Sitemap

A list of all the posts and pages found on the site. For you robots out there is an XML version available for digesting as well.

Pages

Posts

Future Blog Post

less than 1 minute read

Published:

This post will show up by default. To disable scheduling of future posts, edit config.yml and set future: false.

Blog Post number 4

less than 1 minute read

Published:

This is a sample blog post. Lorem ipsum I can’t remember the rest of lorem ipsum and don’t have an internet connection right now. Testing testing testing this blog post. Blog posts are cool.

Blog Post number 3

less than 1 minute read

Published:

This is a sample blog post. Lorem ipsum I can’t remember the rest of lorem ipsum and don’t have an internet connection right now. Testing testing testing this blog post. Blog posts are cool.

Blog Post number 2

less than 1 minute read

Published:

This is a sample blog post. Lorem ipsum I can’t remember the rest of lorem ipsum and don’t have an internet connection right now. Testing testing testing this blog post. Blog posts are cool.

Blog Post number 1

less than 1 minute read

Published:

This is a sample blog post. Lorem ipsum I can’t remember the rest of lorem ipsum and don’t have an internet connection right now. Testing testing testing this blog post. Blog posts are cool.

portfolio

publications

End-to-End Multi-Modal Speech Recognition on an Air and Bone Conducted Speech Corpus

Published in IEEE/ACM Transactions on Audio, Speech, and Language Processing, 2022

In this paper, we first develop a multi-modal Mandarin corpus, which contains air- and bone-conducted synchronized speech (ABCS). Then, we propose a multi-modal conformer ASR system based on a novel multi-modal transducer.

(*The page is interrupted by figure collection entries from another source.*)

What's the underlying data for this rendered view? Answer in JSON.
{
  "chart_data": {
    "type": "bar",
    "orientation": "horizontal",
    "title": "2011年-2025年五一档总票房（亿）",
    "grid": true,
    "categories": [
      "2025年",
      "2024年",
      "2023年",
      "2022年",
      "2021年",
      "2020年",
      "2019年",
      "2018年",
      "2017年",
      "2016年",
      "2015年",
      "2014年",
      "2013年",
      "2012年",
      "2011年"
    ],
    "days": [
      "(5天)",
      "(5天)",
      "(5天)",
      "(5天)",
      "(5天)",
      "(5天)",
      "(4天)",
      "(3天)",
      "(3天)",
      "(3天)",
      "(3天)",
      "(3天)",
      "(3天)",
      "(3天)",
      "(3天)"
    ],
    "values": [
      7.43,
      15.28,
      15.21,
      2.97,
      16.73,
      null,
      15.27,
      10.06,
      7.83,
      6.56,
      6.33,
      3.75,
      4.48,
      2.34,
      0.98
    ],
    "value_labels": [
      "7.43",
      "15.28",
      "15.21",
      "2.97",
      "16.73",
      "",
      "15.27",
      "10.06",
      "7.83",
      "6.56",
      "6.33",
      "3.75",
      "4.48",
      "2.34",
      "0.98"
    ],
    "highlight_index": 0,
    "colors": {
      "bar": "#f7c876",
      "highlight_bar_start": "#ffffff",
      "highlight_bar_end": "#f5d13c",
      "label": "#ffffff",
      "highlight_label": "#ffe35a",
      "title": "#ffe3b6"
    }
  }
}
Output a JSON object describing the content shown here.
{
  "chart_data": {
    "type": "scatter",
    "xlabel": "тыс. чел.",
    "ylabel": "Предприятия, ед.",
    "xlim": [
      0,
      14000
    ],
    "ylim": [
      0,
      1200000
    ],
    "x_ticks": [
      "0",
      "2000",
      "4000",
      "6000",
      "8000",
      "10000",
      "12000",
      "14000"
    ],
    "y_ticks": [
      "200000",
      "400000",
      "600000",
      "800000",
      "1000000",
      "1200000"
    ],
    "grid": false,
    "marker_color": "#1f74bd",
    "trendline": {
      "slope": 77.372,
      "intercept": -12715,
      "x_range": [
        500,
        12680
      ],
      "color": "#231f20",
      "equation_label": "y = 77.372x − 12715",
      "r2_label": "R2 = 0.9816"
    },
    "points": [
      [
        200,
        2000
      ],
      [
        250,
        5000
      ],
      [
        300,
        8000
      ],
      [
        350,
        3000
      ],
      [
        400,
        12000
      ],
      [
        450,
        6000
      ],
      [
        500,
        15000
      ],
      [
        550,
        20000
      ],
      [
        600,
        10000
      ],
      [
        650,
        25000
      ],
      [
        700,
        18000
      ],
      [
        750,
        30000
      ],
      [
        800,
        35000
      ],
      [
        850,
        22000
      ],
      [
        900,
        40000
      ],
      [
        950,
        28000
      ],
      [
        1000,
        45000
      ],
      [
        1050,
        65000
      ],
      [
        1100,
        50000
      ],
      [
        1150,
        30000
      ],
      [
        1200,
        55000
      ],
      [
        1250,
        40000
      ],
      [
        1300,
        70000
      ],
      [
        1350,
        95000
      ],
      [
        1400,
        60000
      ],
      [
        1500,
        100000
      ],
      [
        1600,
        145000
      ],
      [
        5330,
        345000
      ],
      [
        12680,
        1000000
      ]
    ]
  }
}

Recommended citation: M. Wang, J. Chen, X. -L. Zhang and S. Rahardja, "End-to-End Multi-Modal Speech Recognition on an Air and Bone Conducted Speech Corpus," in IEEE/ACM Transactions on Audio, Speech, and Language Processing, vol. 31, pp. 513-524, 2023, doi: 10.1109/TASLP.2022.3224305. https://ieeexplore.ieee.org/document/9961873

Smoothed Frame-Level SINR and Its Estimation for Sensor Selection in Distributed Acoustic Sensor Networks

Published in IEEE/ACM Transactions on Audio, Speech, and Language Processing, 2024

In this work, we propose a speaker-dependent smoothed frame-level SINR estimation method for sensor selection in multi-speaker scenarios, specifically addressing source movement within DASN. Additionally, we devise an approach for similarity measurement to generate dynamic speaker embeddings resilient to variations in reference speech levels. Furthermore, we introduce a novel loss function that integrates classification and ordinal regression within a unified framework.

Recommended citation: S. Guan, M. Wang, Z. Bai, J. Wang, J. Chen and J. Benesty, "Smoothed Frame-Level SINR and Its Estimation for Sensor Selection in Distributed Acoustic Sensor Networks," in IEEE/ACM Transactions on Audio, Speech, and Language Processing, vol. 32, pp. 4554-4568, 2024, 10.1109/TASLP.2024.3477277. https://ieeexplore.ieee.org/document/10711254

talks

teaching

Teaching experience 1

Undergraduate course, University 1, Department, 2014

This is a description of a teaching experience. You can use markdown like any other post.

Teaching experience 2

Workshop, University 1, Department, 2015

This is a description of a teaching experience. You can use markdown like any other post.